Recently, students at Ohio State University and other schools around the country wore empty gun holsters to classes to protest laws that ban concealed weapons — legal elsewhere in Ohio — on campuses. A dozen students took part in the protest at Miami University in Oxford and at the University of Cincinnati.

They want the right to carry guns on campus and in the classroom. Their reasoning is simplistic: In the wake of last spring's shootings at Virginia Tech, had other students been armed, the shooter would have been stopped before he killed 33 innocent people.

Sounds reasonable, doesn't it? Not to us. It's worse than unreasonable. It would lead inevitably to disaster.
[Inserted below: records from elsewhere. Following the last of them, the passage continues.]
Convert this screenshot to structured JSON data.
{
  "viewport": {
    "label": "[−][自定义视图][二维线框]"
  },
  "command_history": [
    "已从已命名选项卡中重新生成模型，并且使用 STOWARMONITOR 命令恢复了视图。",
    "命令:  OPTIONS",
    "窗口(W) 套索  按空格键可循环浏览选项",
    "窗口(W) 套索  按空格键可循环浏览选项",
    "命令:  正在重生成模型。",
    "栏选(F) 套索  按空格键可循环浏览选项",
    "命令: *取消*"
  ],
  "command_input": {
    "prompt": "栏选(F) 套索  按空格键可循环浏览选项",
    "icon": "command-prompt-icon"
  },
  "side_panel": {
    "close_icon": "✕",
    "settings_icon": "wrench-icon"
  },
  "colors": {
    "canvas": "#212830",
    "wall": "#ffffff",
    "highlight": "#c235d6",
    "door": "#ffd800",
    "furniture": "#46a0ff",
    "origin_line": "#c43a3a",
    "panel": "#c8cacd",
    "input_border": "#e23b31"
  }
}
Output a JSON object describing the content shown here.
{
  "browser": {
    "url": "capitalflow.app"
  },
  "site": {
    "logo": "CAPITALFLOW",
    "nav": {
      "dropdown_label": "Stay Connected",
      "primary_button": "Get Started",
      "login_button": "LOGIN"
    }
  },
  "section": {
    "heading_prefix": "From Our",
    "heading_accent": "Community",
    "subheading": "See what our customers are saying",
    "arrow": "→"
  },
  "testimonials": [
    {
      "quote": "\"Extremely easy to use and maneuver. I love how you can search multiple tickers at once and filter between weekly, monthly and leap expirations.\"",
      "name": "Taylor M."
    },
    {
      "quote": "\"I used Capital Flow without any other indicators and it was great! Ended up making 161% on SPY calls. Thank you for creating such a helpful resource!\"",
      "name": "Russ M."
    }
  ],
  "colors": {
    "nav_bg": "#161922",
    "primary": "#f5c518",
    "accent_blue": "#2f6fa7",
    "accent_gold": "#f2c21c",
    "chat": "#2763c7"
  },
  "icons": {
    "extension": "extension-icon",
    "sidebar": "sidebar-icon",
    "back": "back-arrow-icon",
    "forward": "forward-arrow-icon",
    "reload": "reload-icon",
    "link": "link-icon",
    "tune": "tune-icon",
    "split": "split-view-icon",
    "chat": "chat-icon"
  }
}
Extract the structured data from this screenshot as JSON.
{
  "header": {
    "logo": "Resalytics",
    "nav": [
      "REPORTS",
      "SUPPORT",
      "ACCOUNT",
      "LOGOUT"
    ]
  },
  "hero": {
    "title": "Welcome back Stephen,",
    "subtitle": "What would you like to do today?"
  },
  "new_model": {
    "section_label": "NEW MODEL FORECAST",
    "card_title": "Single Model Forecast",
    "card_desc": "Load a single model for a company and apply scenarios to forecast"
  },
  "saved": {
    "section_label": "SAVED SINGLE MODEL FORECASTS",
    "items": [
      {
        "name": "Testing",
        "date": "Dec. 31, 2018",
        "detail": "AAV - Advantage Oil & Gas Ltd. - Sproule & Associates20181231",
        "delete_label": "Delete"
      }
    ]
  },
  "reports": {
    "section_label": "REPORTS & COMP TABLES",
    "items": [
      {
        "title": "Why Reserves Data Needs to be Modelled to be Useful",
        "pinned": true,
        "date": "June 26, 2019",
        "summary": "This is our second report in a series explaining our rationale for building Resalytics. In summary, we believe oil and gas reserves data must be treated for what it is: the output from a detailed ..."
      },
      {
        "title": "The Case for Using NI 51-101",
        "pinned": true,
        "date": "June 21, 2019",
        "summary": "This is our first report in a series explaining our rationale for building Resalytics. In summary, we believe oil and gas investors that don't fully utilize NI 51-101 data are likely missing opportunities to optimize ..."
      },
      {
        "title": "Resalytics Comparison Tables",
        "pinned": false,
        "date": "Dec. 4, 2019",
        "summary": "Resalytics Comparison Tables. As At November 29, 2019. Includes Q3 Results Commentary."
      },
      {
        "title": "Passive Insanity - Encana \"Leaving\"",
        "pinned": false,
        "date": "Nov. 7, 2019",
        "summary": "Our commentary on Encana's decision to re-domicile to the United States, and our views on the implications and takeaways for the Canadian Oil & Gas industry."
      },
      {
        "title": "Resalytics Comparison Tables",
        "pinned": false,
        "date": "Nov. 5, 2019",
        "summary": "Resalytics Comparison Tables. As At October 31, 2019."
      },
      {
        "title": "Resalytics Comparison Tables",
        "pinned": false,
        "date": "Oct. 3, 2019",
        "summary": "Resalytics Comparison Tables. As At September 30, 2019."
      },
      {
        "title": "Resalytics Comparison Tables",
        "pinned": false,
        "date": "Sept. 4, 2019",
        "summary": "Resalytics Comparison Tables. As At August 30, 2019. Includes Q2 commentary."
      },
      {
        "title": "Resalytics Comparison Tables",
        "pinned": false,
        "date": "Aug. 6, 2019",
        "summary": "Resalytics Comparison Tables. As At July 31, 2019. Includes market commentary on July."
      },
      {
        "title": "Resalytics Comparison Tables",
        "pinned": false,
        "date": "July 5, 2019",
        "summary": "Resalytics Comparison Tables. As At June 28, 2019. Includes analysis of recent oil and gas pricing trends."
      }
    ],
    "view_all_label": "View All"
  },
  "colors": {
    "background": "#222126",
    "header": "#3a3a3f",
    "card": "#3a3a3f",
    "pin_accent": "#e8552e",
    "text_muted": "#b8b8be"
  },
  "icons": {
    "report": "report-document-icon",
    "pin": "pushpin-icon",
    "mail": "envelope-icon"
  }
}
Already in this country, students killing students or teachers has become nearly commonplace. Without delving into motivations, the fact that the "normal" response of many young people to stress or perceived threats is, as often as not, an act of violence should make it obvious that allowing deadly weapons into easy circulation is a bad move.

We've already lost too many of our students in senseless shootings. Too many of them think getting drunk is the height of adult sophistication. And, in college, most of them are experiencing their first real taste of freedom without the supervision of parents or teachers.

Those two facts alone have accounted for several student deaths over the past few years. To those facts, add a gun — it's on your hip, loaded, ready to fire — and you have the makings of a deadly showdown that can happen in a split second: Drunk, angry, armed, in a crowded bar — before anyone has a chance to calm down, someone is dead.

How will police officers approach an armed student who's drunk and threatening to shoot someone, or worse, already has shot someone?

How many accidents will occur while someone is showing off that new .38 or .45? How many suicides will be made easier that, had the student not had immediate access to a gun, might not have happened at all?

Nobody can know the answers to those kinds of questions. But we know such events will happen and students will die.

Yes, we may need to beef up security on some campuses. We not only urge, we implore university and law enforcement officials to work with students to find safe ways to improve campus safety. But letting students carry loaded guns is absolutely not the answer.